Special Settings for Regression Analysis

Linear Regression

With the function type Linear Regression, the system trains the scoring function using data with known target values. You need to set the value type of the target value as continuous. At least one of the other model fields must also be continuous. The system defines a separate linear function for each combination of values in discrete model fields that occur in the training data. If alongside the continuous fields the model also contains, for example, the discrete fields "Gender" and "Region", which take the values "m"/"f" or "North"/"Center"/"South" respectively in the training data, then a separate linear function is defined for each combination - (m, North), (m, Center), (m, South), (f, North), (f, Center), (f, South) - for which training data exists. To exclude combinations with a minimal amount of data records, you can use the model parameter Minimum Number of Records. If you set this parameter to 100, for example, and there are 200 training records with (m, North) and 50 with (m, Center), then a linear regression is only performed for (m, North) but not for (m, Center), since the later falls below the minimum number. All data records with (m, Center) thus fall outside of the trained function's definition area (for the domain). If you select the indicator Skip input outside of trained domain, then no score value is calculated for such data records. If you do not select this indicator, the default score value is assigned to these data records.
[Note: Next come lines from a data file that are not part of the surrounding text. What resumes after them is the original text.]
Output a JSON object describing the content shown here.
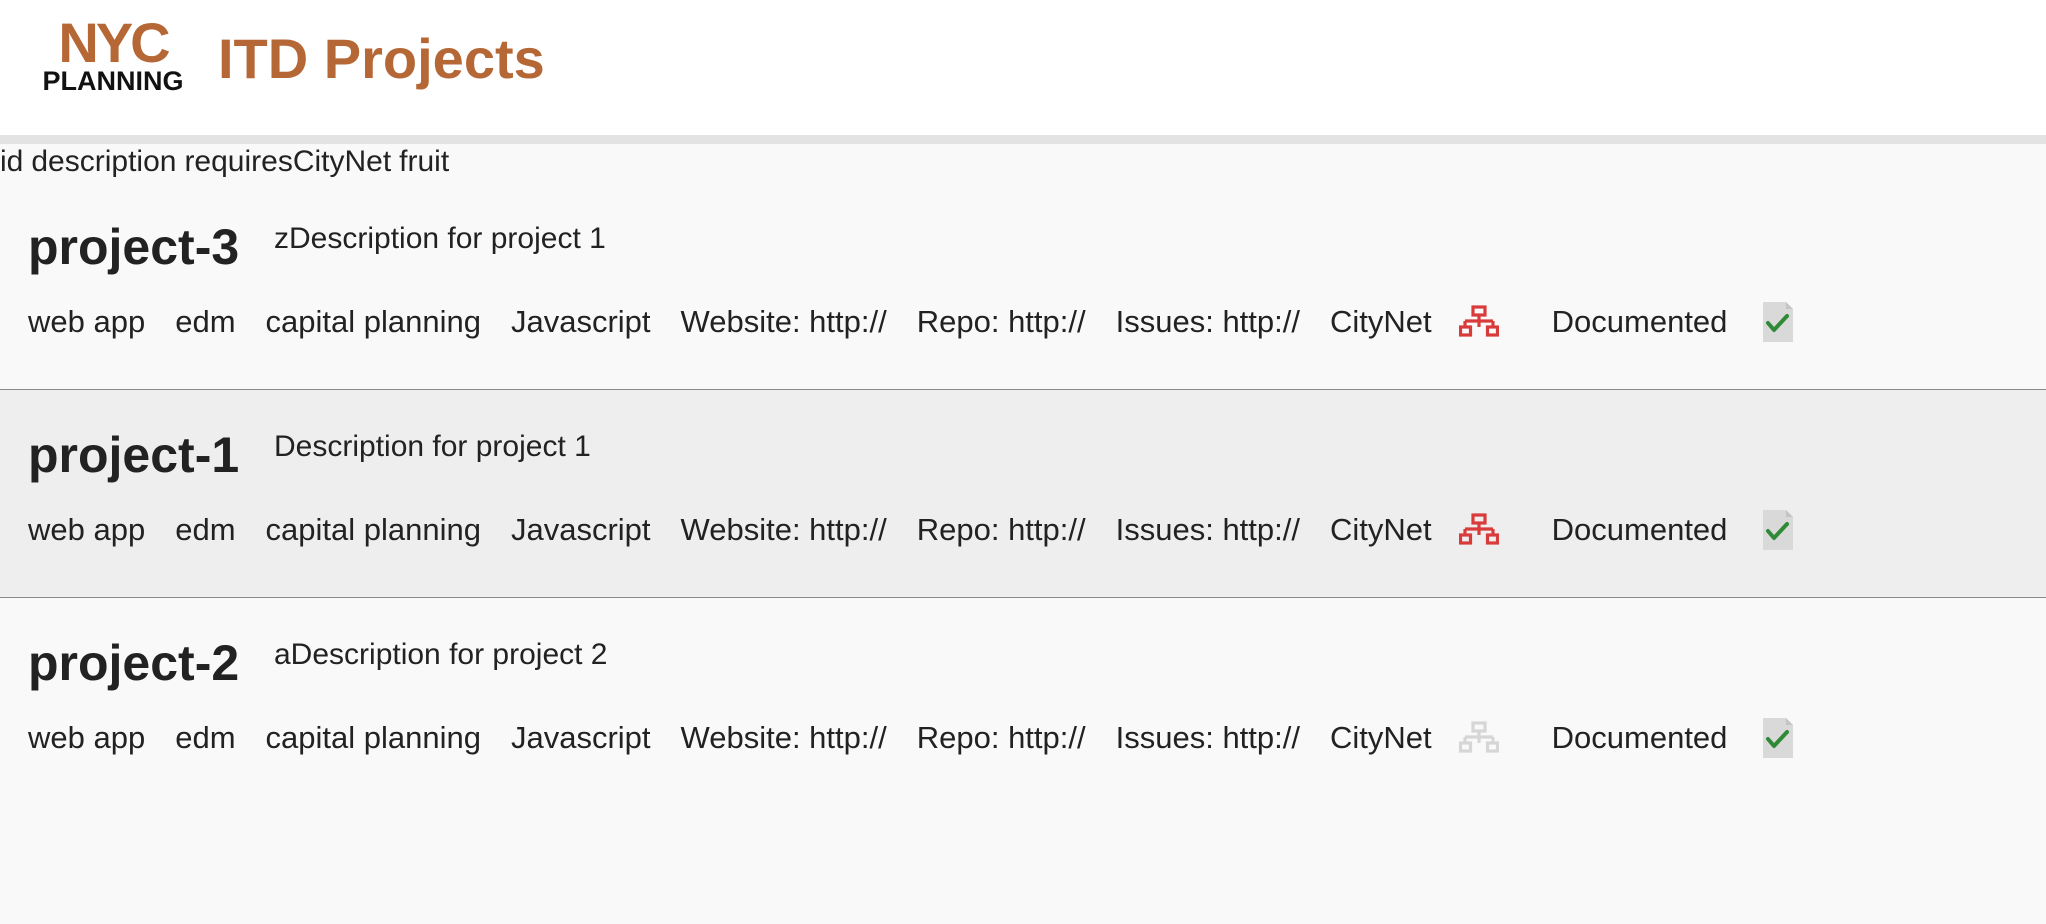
{
  "header": {
    "logo_top": "NYC",
    "logo_bottom": "PLANNING",
    "title": "ITD Projects",
    "brand_color": "#b56735"
  },
  "sort_fields": [
    "id",
    "description",
    "requiresCityNet",
    "fruit"
  ],
  "projects": [
    {
      "id": "project-3",
      "description": "zDescription for project 1",
      "tags": [
        "web app",
        "edm",
        "capital planning",
        "Javascript"
      ],
      "website": "Website: http://",
      "repo": "Repo: http://",
      "issues": "Issues: http://",
      "citynet_label": "CityNet",
      "requires_citynet": true,
      "documented_label": "Documented",
      "documented": true,
      "highlighted": false
    },
    {
      "id": "project-1",
      "description": "Description for project 1",
      "tags": [
        "web app",
        "edm",
        "capital planning",
        "Javascript"
      ],
      "website": "Website: http://",
      "repo": "Repo: http://",
      "issues": "Issues: http://",
      "citynet_label": "CityNet",
      "requires_citynet": true,
      "documented_label": "Documented",
      "documented": true,
      "highlighted": true
    },
    {
      "id": "project-2",
      "description": "aDescription for project 2",
      "tags": [
        "web app",
        "edm",
        "capital planning",
        "Javascript"
      ],
      "website": "Website: http://",
      "repo": "Repo: http://",
      "issues": "Issues: http://",
      "citynet_label": "CityNet",
      "requires_citynet": false,
      "documented_label": "Documented",
      "documented": true,
      "highlighted": false
    }
  ],
  "icons": {
    "network": "network-icon",
    "document_check": "document-check-icon"
  },
  "colors": {
    "citynet_on": "#d93b3b",
    "citynet_off": "#d6d6d6",
    "check": "#2f8a35",
    "doc": "#d9d9d9"
  }
}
With the parameters of the model fields, you can specify for discrete fields whether all values, just special values, or just the most frequent values should be considered. For continuous fields, you can explicitly specify both limits of a value range or have them specified automatically by choosing the option Complete Data Range. With the automatic option, the limits are determined by rounding off the maximum and minimum values of the field in the training data. When the function is applied to other data, values occurring outside of this range are then treated as outliers.

Nonlinear Regression

With the function type Nonlinear Regression (using multilinear splines), the system defines a separate multilinear spline function for each combination of discrete model field values occurring in the training data.
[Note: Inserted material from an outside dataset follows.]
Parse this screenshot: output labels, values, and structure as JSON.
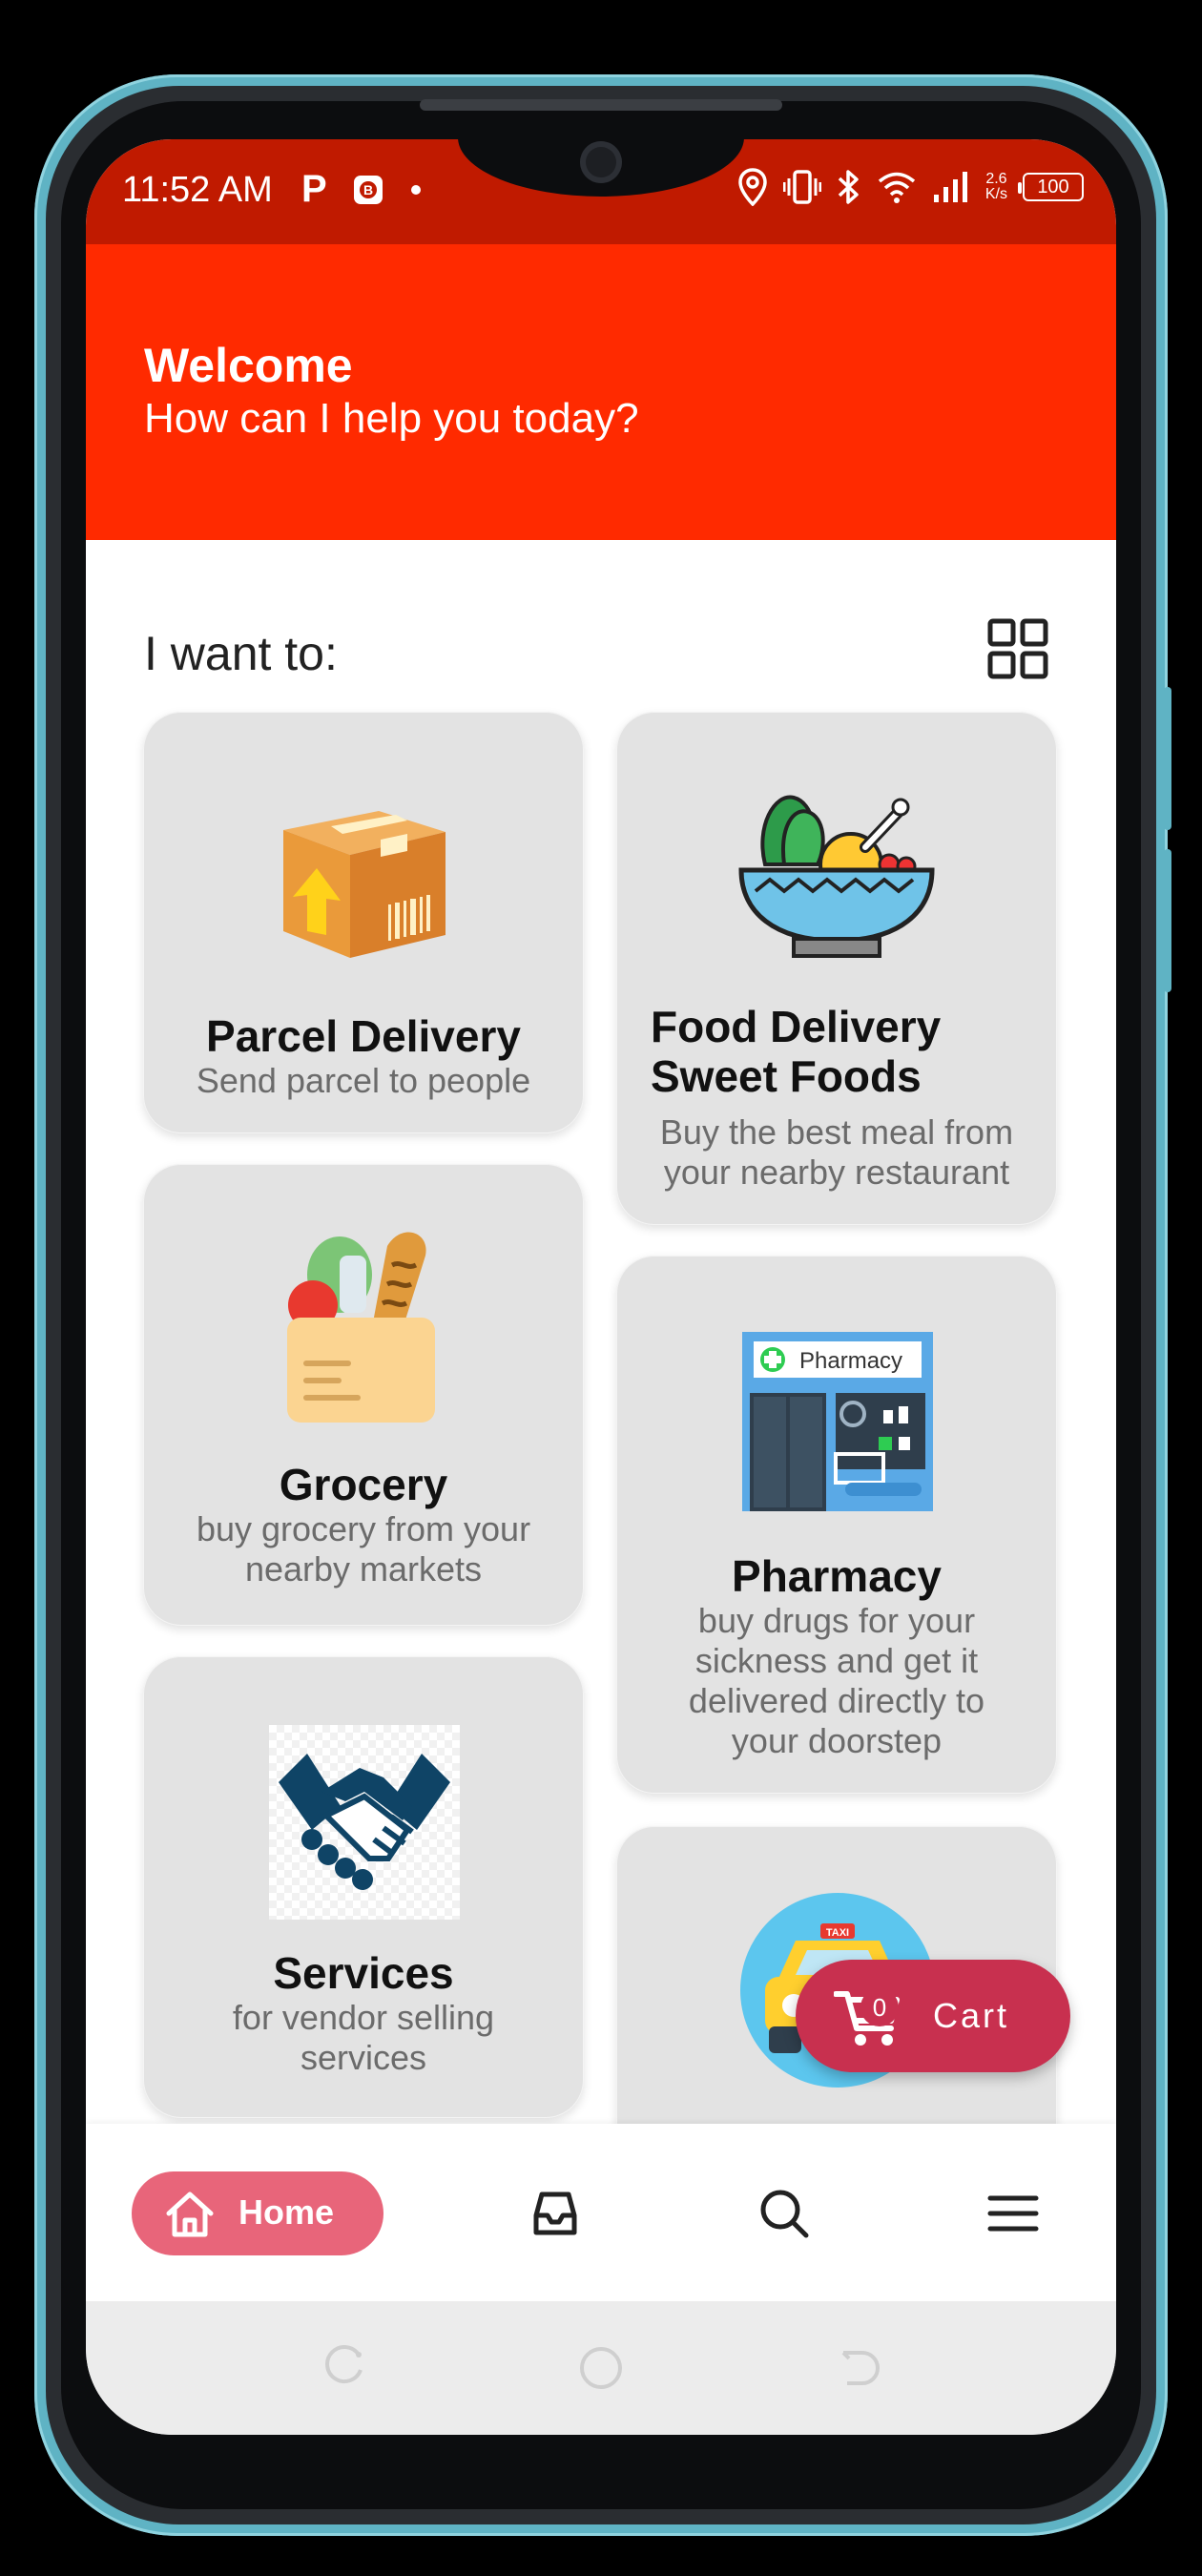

As with linear regression, you need to specify the value type of the target value and of at least one other model field as continuous. To prevent the function from overadjusting areas of the training data with a low density of data, you can use the model parameter Smoothing Factor. The greater the smoothing factor, the more the function will smooth out areas with a low density of data.

As with linear regression, you can specify for discrete model fields whether the system should consider all values, just special values, or just the most frequent values. You have to split the value ranges of continuous model fields into intervals. As with linear regression, you can have both of the outer interval limits determined automatically or you can enter them explicitly. You can then specify the desired number of intervals of equal size within those outer limits. Alternatively, you can set these intervals within the outer limits explicitly.

The greater the number of intervals, the greater the extent to which the function can adjust itself to accommodate nonlinear data. At the same time, more intervals mean an increase in processing effort. The number of model fields increases the complexity of the calculation to a greater degree than with linear regression. For this reason, narrower limits are set when nonlinear regression is used.